IN 2009, Brillante Mendoza was celebrated as a rising prodigy in Philippine cinema after winning the Palme d'Or for best director at the Cannes Film Festival for "Kinatay."
This year, another Brillante opus has scored big at Cannes, with Jaclyn Jose clinching the best actress award for "Ma' Rosa."
Jose was up against a strong field that included Charlize Theron and Kristen Stewart. The movie received a standing ovation after its screening, a hint that something special lay ahead, although Jose herself had never expected to be a serious contender, let alone win. She didn't even bother to prepare an acceptance speech. "I am so surprised. I just went to have the red carpet walk with my daughter, my real-life daughter and my daughter in the movie also," Jose said, referring to Andi Eigenmann.
"The biggest challenge for me was not to act. Especially since I am coming from television shows where I play loud and campy characters," the 52-year-old Jose was quoted as saying.
She has been one of Mendoza's mainstays, appearing in several of his projects, including "Tirador," "Masahista" and "Serbis," the last one having competed for best picture at Cannes in 2008.
Now their collaboration has produced the first Filipino winner of a Palme d'Or for acting.
In "Ma' Rosa," Jose is the matriarch of a family in a slum neighborhood in Mandaluyong City who supplements her earnings from a sari-sari store by selling shabu on the side. When police raid the store and discover her stash, she and her husband (Julio Diaz) are hauled to the police station, where an officer demands a P200,000 bribe for their freedom.
The task of raising the money falls on the couple's three children (Eigenmann, Jomari Angeles and Felix Roco) and each must struggle with his or her own dark dilemma in order to free their parents.
Poverty, corruption, desperation. Mendoza has explored those themes before. But "Ma' Rosa" is much closer to his heart. It was filmed in Mandaluyong, not far from the director's residence, and he says he drew heavily from what was going on around him.
There was some skepticism at Cannes over whether Jose deserved the best actress award, that she should have won as best supporting actress instead.

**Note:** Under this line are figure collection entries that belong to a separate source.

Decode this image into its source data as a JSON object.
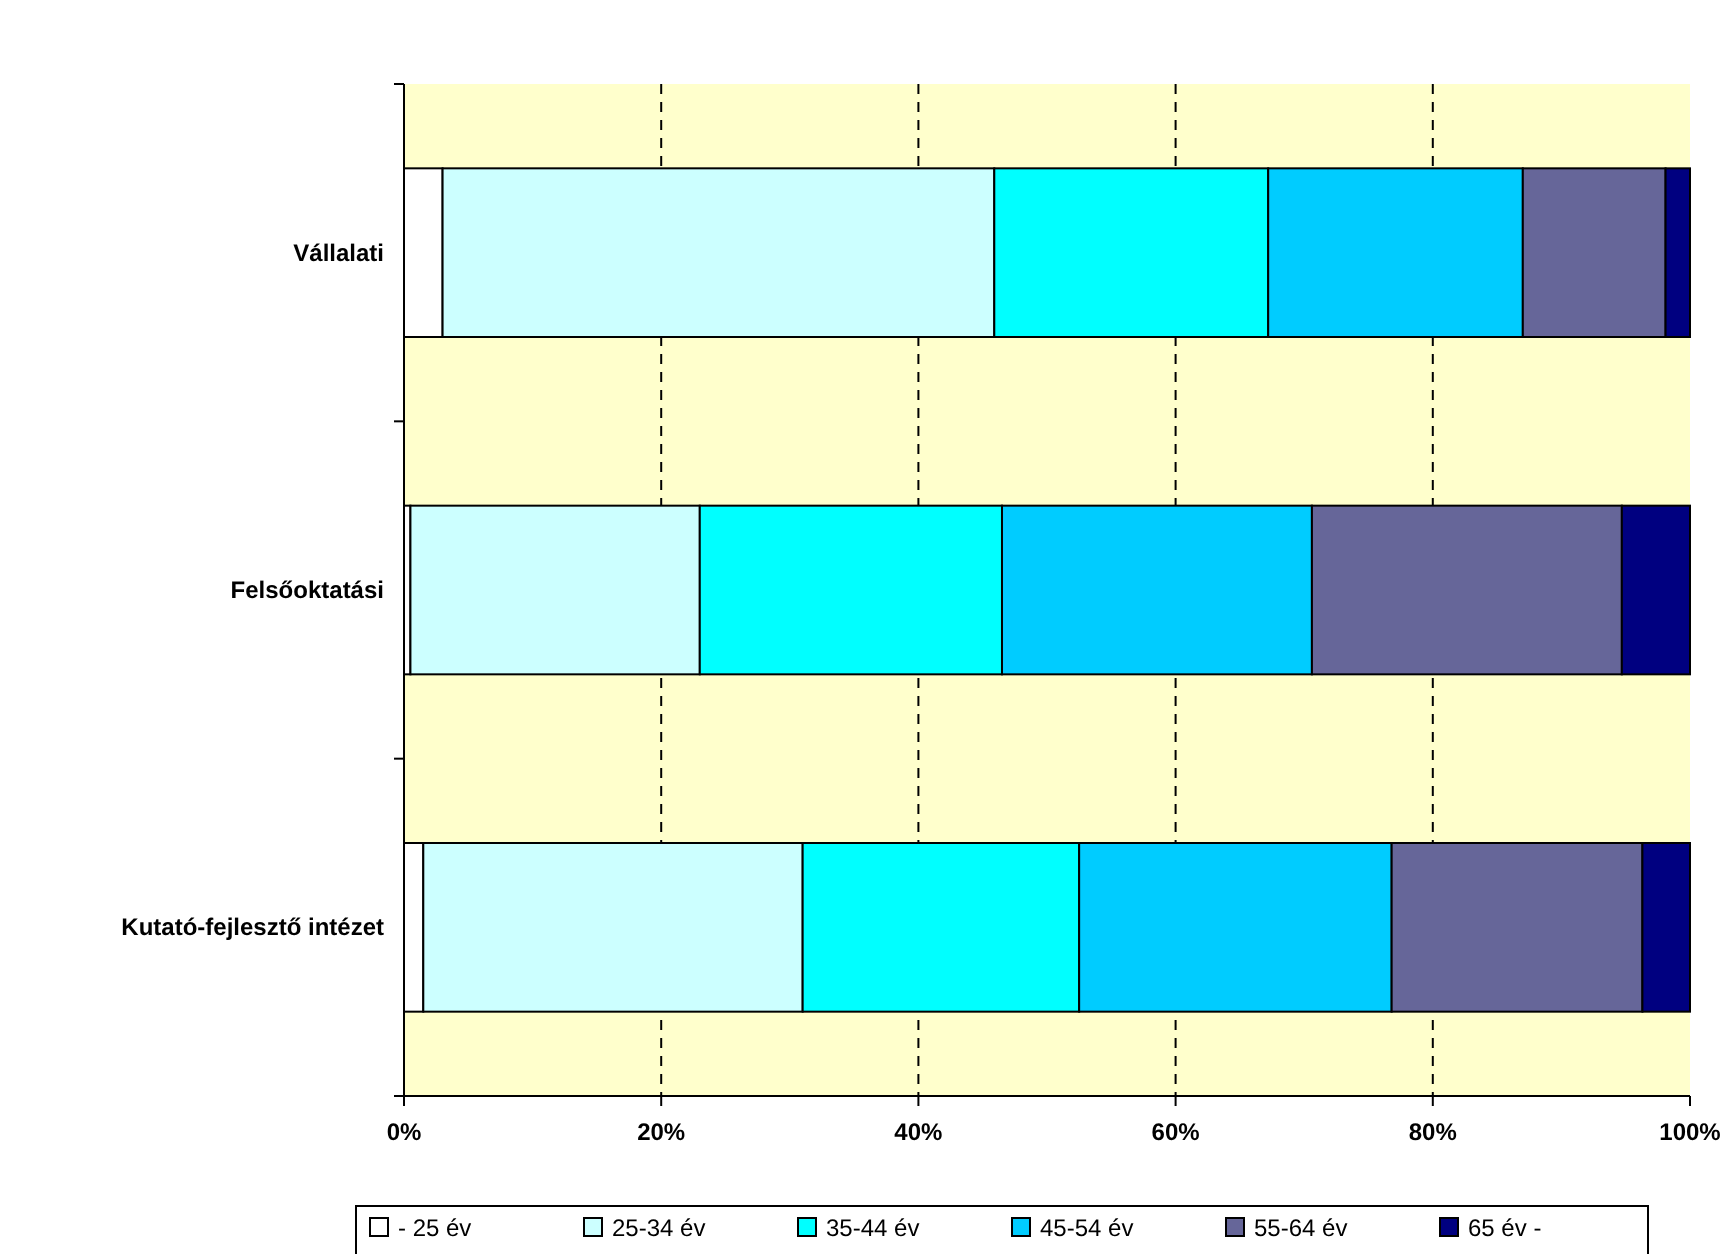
{
  "chart_data": {
    "type": "bar",
    "orientation": "horizontal",
    "stacked": true,
    "categories": [
      "Vállalati",
      "Felsőoktatási",
      "Kutató-fejlesztő intézet"
    ],
    "series": [
      {
        "name": "- 25 év",
        "color": "#ffffff",
        "values": [
          3.0,
          0.5,
          1.5
        ]
      },
      {
        "name": "25-34 év",
        "color": "#ccffff",
        "values": [
          42.9,
          22.5,
          29.5
        ]
      },
      {
        "name": "35-44 év",
        "color": "#00ffff",
        "values": [
          21.3,
          23.5,
          21.5
        ]
      },
      {
        "name": "45-54 év",
        "color": "#00ccff",
        "values": [
          19.8,
          24.1,
          24.3
        ]
      },
      {
        "name": "55-64 év",
        "color": "#666699",
        "values": [
          11.1,
          24.1,
          19.5
        ]
      },
      {
        "name": "65 év -",
        "color": "#000080",
        "values": [
          1.9,
          5.3,
          3.7
        ]
      }
    ],
    "xlim": [
      0,
      100
    ],
    "xticks": [
      {
        "value": 0,
        "label": "0%"
      },
      {
        "value": 20,
        "label": "20%"
      },
      {
        "value": 40,
        "label": "40%"
      },
      {
        "value": 60,
        "label": "60%"
      },
      {
        "value": 80,
        "label": "80%"
      },
      {
        "value": 100,
        "label": "100%"
      }
    ],
    "grid": "x",
    "legend": "bottom"
  }
}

But one juror, Danish actor Mads Mikkelsen, found the Filipina "to be a wonderful, wonderful leading actress, a master of her skills regardless of what the rules are in this festival. It was not a supporting character. It was an absolute beautiful, beautiful performance for lead actress. That's why she got it."

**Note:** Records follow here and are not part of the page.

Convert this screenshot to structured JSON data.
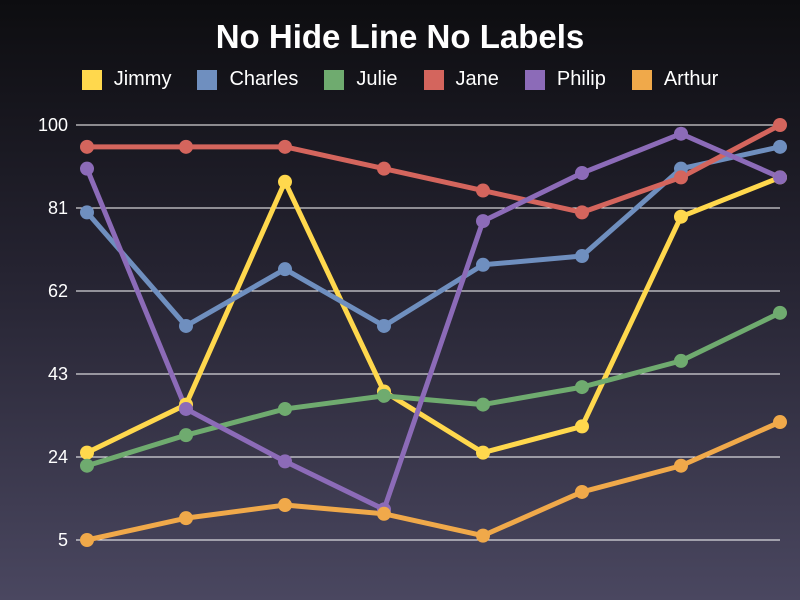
{
  "chart_data": {
    "type": "line",
    "title": "No Hide Line No Labels",
    "xlabel": "",
    "ylabel": "",
    "ylim": [
      5,
      100
    ],
    "yticks": [
      5,
      24,
      43,
      62,
      81,
      100
    ],
    "grid": true,
    "legend_position": "top",
    "series": [
      {
        "name": "Jimmy",
        "color": "#ffd84d",
        "values": [
          25,
          36,
          87,
          39,
          25,
          31,
          79,
          88
        ]
      },
      {
        "name": "Charles",
        "color": "#6f8fbf",
        "values": [
          80,
          54,
          67,
          54,
          68,
          70,
          90,
          95
        ]
      },
      {
        "name": "Julie",
        "color": "#6fab6f",
        "values": [
          22,
          29,
          35,
          38,
          36,
          40,
          46,
          57
        ]
      },
      {
        "name": "Jane",
        "color": "#d4655d",
        "values": [
          95,
          95,
          95,
          90,
          85,
          80,
          88,
          100
        ]
      },
      {
        "name": "Philip",
        "color": "#8c6bb8",
        "values": [
          90,
          35,
          23,
          12,
          78,
          89,
          98,
          88
        ]
      },
      {
        "name": "Arthur",
        "color": "#f0a94a",
        "values": [
          5,
          10,
          13,
          11,
          6,
          16,
          22,
          32
        ]
      }
    ]
  }
}
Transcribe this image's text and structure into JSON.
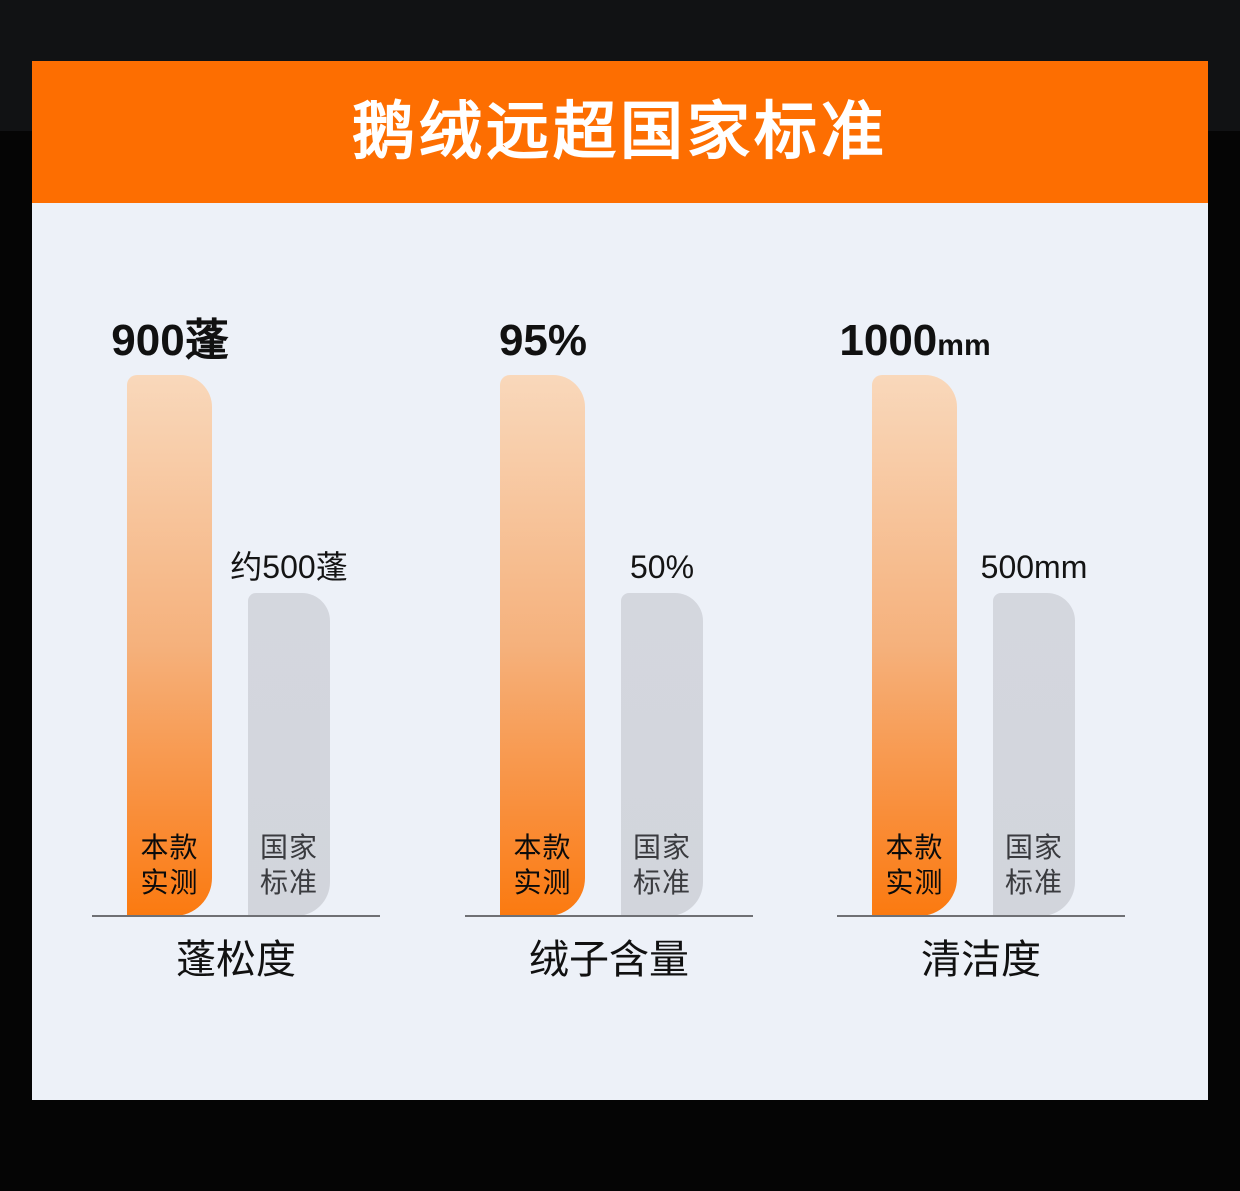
{
  "header": {
    "title": "鹅绒远超国家标准"
  },
  "colors": {
    "header_bg": "#FD6E01",
    "panel_bg": "#EDF1F8",
    "page_bg": "#050505",
    "page_bg_top_band": "#111214",
    "product_bar_gradient_top": "#F9D8BB",
    "product_bar_gradient_bottom": "#FB7A10",
    "standard_bar": "#D3D6DD",
    "baseline": "#6F7074"
  },
  "chart_data": {
    "type": "bar",
    "title": "鹅绒远超国家标准",
    "grid": false,
    "legend_position": "inside-bars",
    "series_names": [
      "本款实测",
      "国家标准"
    ],
    "categories": [
      "蓬松度",
      "绒子含量",
      "清洁度"
    ],
    "groups": [
      {
        "category": "蓬松度",
        "unit": "蓬",
        "product": {
          "series": "本款实测",
          "line1": "本款",
          "line2": "实测",
          "value_main": "900蓬",
          "value_suffix": "",
          "numeric": 900
        },
        "standard": {
          "series": "国家标准",
          "line1": "国家",
          "line2": "标准",
          "value": "约500蓬",
          "numeric": 500,
          "approximate": true
        }
      },
      {
        "category": "绒子含量",
        "unit": "%",
        "product": {
          "series": "本款实测",
          "line1": "本款",
          "line2": "实测",
          "value_main": "95%",
          "value_suffix": "",
          "numeric": 95
        },
        "standard": {
          "series": "国家标准",
          "line1": "国家",
          "line2": "标准",
          "value": "50%",
          "numeric": 50,
          "approximate": false
        }
      },
      {
        "category": "清洁度",
        "unit": "mm",
        "product": {
          "series": "本款实测",
          "line1": "本款",
          "line2": "实测",
          "value_main": "1000",
          "value_suffix": "mm",
          "numeric": 1000
        },
        "standard": {
          "series": "国家标准",
          "line1": "国家",
          "line2": "标准",
          "value": "500mm",
          "numeric": 500,
          "approximate": false
        }
      }
    ]
  }
}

Interestingly, "Ma' Rosa" had mixed reviews before Jose's triumph at Cannes.
Here's a sampling:
Mendoza sets out to provoke outrage and he does just that, but the film's loftiest goals and highest highs never quite hit the peaks expected from Official Competition contenders.
This is the big league we're talking about, and "Ma' Rosa" just doesn't feel ready to play. -- TheWrap
["Ma' Rosa"] needs to lean heavily on its story and characters to keep audiences engaged. However, Troy Espiritu's plot-driven screenplay and Mendoza's preference for a gritty, documentary-like style mean that the final result is neither as deep nor as resonant as it could have been. That said, Ma' Rosa is an otherwise accessible art house item that can only benefit from the Cannes competition stamp of approval. -- Hollywood Reporter
Boasting a simple, coherent plot shot with real-time, handheld verismo, ["Ma' Rosa"] is a work of understated confidence that will not disappoint his festival acolytes, but probably won't win many new converts. Variety.

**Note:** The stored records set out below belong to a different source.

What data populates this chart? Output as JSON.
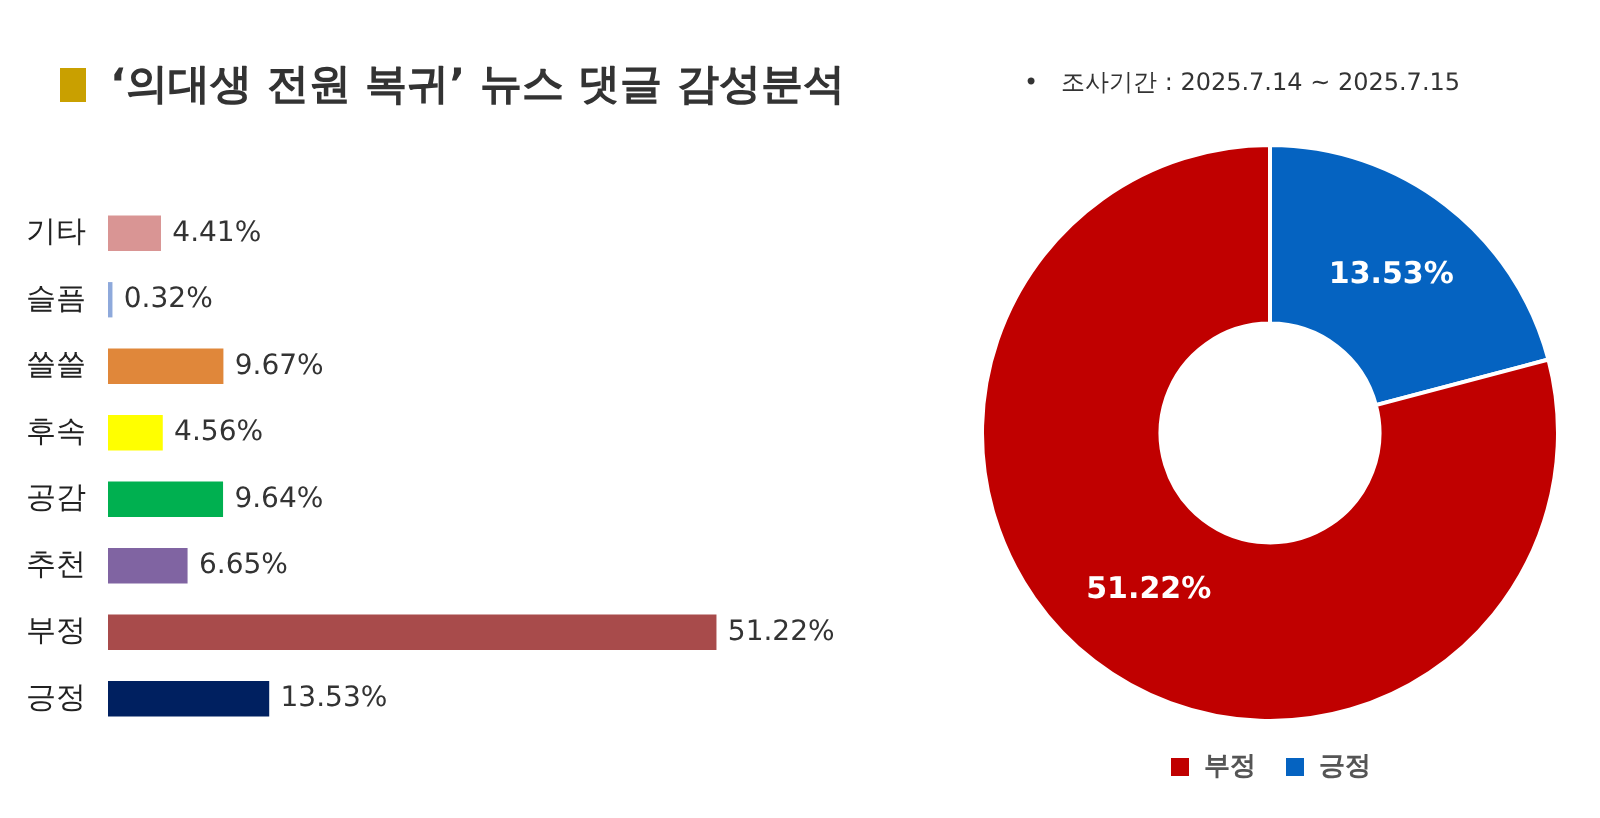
{
  "chart_data": [
    {
      "type": "bar",
      "title": "‘의대생 전원 복귀’ 뉴스 댓글 감성분석",
      "orientation": "horizontal",
      "categories": [
        "기타",
        "슬픔",
        "쓸쓸",
        "후속",
        "공감",
        "추천",
        "부정",
        "긍정"
      ],
      "values": [
        4.41,
        0.32,
        9.67,
        4.56,
        9.64,
        6.65,
        51.22,
        13.53
      ],
      "colors": [
        "#d99594",
        "#8ea9db",
        "#e0873a",
        "#ffff00",
        "#00b050",
        "#8064a2",
        "#a84b4b",
        "#002060"
      ],
      "value_labels": [
        "4.41%",
        "0.32%",
        "9.67%",
        "4.56%",
        "9.64%",
        "6.65%",
        "51.22%",
        "13.53%"
      ],
      "legend": false
    },
    {
      "type": "donut",
      "categories": [
        "긍정",
        "부정"
      ],
      "values": [
        13.53,
        51.22
      ],
      "colors": [
        "#0563c1",
        "#c00000"
      ],
      "value_labels": [
        "13.53%",
        "51.22%"
      ],
      "legend": "bottom",
      "annotations": [
        "•   조사기간 : 2025.7.14 ~ 2025.7.15"
      ]
    }
  ]
}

There is talk of entering "Ma' Rosa" in this year's Metro Manila Film Festival. That would be a first for Mendoza, who seems uncomfortable at having his works shown commercially. Despite reaping awards abroad, none of his films has struck gold at the local box office, although he is not losing sleep over it.
I'm all for it. It's time to expose Filipino moviegoers to movies that do something more than intensify the kilig factor for young love teams nurtured by the big studios.